See the full comparison:
Comparison of data wrangling/ETL tools : R, Pandas, Knime, Power Query, Tableau Prep, Alteryx and Easy Data Transform, with benchmarks
Got some data to clean, merge, reshape or analyze? Why not download a free trial of Easy Data Transform ? No sign up required.
“Macbook Air M1 laptop is significantly faster than a desktop AMD Ryzen 7 desktop PC from a few years ago.” – 1) can i run exacly same benchmark on my PC? To see and share results? Can you share that 1 mln CSV? 2) EDT is single or multi-core app? If single, maybe my cheaaap i3 10th gen. can beat Mac, I’m curios.

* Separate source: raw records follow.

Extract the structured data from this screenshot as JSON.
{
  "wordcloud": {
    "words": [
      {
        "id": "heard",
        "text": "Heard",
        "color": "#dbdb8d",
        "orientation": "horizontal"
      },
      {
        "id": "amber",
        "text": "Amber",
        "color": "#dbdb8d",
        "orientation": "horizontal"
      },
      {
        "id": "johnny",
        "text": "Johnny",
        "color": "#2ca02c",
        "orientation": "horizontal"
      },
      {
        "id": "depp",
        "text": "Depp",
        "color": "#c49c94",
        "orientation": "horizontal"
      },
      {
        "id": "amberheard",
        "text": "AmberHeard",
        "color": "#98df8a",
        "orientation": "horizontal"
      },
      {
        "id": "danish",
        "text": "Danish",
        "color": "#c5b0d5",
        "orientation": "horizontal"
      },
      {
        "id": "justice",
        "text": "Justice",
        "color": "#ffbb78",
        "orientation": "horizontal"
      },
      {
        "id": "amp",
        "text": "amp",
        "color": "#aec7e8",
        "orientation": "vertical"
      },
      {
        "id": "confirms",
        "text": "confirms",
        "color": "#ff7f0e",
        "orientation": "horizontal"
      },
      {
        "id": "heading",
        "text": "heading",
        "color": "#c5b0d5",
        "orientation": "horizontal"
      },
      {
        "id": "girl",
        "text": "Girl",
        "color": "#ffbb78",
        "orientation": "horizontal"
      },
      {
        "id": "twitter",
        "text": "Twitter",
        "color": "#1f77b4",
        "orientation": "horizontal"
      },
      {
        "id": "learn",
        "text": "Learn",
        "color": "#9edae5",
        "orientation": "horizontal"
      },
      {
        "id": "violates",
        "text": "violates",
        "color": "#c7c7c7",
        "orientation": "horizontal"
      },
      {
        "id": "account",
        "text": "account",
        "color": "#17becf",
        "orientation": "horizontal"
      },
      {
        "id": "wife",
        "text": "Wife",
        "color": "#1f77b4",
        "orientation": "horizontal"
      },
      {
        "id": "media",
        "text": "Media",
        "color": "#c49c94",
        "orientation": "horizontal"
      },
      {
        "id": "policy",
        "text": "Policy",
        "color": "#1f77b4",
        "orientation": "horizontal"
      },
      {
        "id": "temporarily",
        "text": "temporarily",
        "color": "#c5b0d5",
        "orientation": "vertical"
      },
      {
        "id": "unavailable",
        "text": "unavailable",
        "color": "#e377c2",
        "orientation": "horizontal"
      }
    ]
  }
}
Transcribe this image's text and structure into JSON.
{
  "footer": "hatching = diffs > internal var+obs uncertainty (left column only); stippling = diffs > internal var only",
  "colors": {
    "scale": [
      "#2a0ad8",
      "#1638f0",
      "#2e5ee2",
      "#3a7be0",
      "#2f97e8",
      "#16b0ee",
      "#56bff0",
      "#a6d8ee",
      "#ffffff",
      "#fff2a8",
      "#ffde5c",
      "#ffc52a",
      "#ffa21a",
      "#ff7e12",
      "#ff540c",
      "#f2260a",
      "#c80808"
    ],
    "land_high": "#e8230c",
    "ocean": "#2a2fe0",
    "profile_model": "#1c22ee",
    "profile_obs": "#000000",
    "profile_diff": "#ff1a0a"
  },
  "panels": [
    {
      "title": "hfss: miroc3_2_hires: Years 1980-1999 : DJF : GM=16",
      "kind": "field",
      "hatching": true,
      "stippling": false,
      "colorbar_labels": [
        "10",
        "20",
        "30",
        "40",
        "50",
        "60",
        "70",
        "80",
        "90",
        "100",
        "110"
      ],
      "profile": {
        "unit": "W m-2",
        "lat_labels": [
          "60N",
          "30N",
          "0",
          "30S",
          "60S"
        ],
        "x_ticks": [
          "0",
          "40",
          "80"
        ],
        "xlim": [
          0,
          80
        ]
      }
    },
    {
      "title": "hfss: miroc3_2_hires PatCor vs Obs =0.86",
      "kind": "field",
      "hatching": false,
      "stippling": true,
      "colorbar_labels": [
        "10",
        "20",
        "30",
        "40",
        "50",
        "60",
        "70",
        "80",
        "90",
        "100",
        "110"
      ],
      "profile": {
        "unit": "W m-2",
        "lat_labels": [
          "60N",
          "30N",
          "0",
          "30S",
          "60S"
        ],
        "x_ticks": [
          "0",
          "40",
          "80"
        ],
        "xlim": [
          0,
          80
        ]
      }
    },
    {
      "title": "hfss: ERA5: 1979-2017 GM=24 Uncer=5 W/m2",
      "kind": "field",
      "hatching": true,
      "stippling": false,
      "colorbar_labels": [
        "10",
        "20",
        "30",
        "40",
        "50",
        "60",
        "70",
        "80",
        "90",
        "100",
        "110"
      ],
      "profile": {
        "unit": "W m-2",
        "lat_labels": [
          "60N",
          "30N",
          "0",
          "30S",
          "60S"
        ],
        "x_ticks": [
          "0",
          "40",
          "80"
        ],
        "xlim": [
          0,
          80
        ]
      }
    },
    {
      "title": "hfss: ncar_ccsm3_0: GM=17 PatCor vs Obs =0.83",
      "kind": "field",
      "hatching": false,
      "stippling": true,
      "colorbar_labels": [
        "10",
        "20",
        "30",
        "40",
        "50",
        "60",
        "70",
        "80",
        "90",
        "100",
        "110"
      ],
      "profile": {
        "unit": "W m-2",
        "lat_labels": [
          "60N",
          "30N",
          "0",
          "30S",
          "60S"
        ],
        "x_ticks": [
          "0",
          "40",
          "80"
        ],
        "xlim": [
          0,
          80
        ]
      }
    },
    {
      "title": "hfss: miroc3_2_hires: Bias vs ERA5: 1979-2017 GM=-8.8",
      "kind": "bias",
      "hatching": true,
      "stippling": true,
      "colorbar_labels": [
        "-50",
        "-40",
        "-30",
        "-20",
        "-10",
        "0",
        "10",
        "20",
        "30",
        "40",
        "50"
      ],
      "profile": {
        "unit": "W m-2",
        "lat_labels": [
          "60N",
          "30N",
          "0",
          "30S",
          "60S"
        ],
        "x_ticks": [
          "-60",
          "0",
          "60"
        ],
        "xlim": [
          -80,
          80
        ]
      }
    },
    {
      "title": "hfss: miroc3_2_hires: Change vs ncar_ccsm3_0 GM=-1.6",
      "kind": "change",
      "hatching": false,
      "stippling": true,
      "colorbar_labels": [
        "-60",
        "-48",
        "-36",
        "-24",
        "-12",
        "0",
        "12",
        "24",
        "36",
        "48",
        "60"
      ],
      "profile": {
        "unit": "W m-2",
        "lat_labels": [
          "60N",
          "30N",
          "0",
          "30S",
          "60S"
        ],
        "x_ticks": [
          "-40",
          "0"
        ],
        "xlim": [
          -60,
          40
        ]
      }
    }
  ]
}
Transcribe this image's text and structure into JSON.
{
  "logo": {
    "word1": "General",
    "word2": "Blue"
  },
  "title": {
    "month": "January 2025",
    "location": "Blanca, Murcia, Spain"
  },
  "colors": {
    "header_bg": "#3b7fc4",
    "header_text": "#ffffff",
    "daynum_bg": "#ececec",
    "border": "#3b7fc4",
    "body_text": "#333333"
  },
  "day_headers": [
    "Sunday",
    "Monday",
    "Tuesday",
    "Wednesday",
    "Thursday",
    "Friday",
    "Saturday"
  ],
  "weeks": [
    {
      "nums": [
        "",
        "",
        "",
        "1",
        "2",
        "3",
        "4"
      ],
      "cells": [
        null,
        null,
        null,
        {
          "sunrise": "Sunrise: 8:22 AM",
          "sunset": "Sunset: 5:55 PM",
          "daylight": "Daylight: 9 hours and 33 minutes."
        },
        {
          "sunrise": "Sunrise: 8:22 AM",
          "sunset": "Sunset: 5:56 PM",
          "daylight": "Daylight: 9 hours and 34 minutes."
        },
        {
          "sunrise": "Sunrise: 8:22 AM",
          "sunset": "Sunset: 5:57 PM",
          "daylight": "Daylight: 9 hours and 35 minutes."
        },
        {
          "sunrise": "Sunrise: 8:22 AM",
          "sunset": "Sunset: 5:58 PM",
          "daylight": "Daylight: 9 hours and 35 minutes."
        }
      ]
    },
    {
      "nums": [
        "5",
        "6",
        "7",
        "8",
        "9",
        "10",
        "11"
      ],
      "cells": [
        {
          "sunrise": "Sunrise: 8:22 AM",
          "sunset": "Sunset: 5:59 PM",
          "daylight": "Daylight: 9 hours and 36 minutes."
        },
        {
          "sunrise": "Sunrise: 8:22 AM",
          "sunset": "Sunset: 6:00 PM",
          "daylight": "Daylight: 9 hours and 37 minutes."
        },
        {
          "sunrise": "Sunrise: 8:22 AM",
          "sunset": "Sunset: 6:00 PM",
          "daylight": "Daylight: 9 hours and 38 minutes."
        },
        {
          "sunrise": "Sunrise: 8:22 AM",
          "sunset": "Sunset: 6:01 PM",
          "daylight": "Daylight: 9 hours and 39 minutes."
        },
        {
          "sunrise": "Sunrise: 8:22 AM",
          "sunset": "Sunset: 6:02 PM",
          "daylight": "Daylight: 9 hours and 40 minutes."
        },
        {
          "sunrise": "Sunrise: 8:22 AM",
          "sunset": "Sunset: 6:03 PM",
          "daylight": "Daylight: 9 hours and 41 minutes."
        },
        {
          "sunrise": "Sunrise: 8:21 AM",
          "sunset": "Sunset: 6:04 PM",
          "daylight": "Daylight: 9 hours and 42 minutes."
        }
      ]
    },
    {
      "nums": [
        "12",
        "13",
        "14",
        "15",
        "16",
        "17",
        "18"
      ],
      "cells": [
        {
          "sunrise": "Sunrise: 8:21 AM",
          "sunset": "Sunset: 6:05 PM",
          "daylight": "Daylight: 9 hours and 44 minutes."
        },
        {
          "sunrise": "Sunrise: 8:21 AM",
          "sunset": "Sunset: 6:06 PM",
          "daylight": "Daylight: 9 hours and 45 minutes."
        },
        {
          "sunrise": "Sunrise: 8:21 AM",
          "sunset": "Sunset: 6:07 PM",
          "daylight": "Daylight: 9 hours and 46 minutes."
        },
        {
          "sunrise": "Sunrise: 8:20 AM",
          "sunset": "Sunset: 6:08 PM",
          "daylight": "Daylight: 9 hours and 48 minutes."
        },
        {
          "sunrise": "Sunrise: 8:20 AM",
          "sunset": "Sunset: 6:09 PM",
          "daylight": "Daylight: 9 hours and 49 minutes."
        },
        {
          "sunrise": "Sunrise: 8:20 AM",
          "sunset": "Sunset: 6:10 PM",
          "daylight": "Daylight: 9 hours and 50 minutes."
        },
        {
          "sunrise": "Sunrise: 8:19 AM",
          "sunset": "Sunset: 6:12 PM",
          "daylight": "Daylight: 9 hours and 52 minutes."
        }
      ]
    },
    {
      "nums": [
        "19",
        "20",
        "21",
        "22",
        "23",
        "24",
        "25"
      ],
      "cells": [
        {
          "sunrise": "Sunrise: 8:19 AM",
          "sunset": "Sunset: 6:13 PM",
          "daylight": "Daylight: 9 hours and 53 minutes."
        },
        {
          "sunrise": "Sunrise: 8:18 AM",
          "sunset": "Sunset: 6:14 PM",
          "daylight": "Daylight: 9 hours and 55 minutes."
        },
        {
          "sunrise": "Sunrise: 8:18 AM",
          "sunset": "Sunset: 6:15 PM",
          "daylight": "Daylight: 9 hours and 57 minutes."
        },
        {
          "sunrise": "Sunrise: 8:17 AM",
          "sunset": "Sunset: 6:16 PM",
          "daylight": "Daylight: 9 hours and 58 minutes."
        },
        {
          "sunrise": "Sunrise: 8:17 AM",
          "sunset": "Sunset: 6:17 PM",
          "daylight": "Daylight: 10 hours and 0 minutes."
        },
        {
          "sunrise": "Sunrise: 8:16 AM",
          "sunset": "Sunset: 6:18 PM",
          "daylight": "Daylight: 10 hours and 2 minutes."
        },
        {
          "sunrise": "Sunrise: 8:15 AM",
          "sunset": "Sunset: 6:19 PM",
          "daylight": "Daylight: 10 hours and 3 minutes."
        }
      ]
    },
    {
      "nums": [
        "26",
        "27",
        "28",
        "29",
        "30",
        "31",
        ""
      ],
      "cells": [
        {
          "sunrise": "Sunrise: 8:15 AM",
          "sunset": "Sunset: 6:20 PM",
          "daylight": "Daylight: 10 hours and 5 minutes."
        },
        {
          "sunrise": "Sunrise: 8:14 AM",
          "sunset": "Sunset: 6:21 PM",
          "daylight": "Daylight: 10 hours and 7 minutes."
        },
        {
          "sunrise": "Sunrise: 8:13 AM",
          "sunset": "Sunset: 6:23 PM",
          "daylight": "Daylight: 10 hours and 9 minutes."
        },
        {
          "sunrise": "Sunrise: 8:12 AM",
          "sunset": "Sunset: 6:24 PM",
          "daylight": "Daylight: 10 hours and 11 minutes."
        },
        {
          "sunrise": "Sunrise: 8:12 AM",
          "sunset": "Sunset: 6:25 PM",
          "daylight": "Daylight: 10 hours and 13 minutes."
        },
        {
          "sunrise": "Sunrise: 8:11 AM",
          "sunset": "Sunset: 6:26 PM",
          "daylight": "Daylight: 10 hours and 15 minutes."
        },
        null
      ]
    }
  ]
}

Easy Data Transform processing currently only uses a single thread.
The details and data to replicate the test is at https://www.easydatatransform.com/data_wrangling_etl_tools.html .
OK, here my results on cheap (under 100eur) CPU and Sata SSD: https://pastebin.com/t5zkXFCa
But why patrial results do not sum to “4 item(s) processed in xxxx second(s)”?
Should I look at “4 item(s) processed in xxxx second(s)” OR sum steps:
=14.11 total but “4 item(s) processed in 18.279 second(s)”
This is clearly visible between 1st and 2nd run, difference almost 2.5sec total, but difference in steps are close to each: ~0.1sec + 0.1sec + 0.3sec + 0sec.
>14.11 total but “4 item(s) processed in 18.279 second(s)”
This is because there is various housekeeping besides doing the transforms (e.g. updating the GUI).
I summed the 4 individual times. So your benchmark time is 14.11s. This is similar to my Windows time (12.71s) but quite a bit slower than my M1 mac Air (8.31s).
>This is clearly visible between 1st and 2nd run, difference almost 2.5sec total,
This is probably the time taken to free memory in the previous run.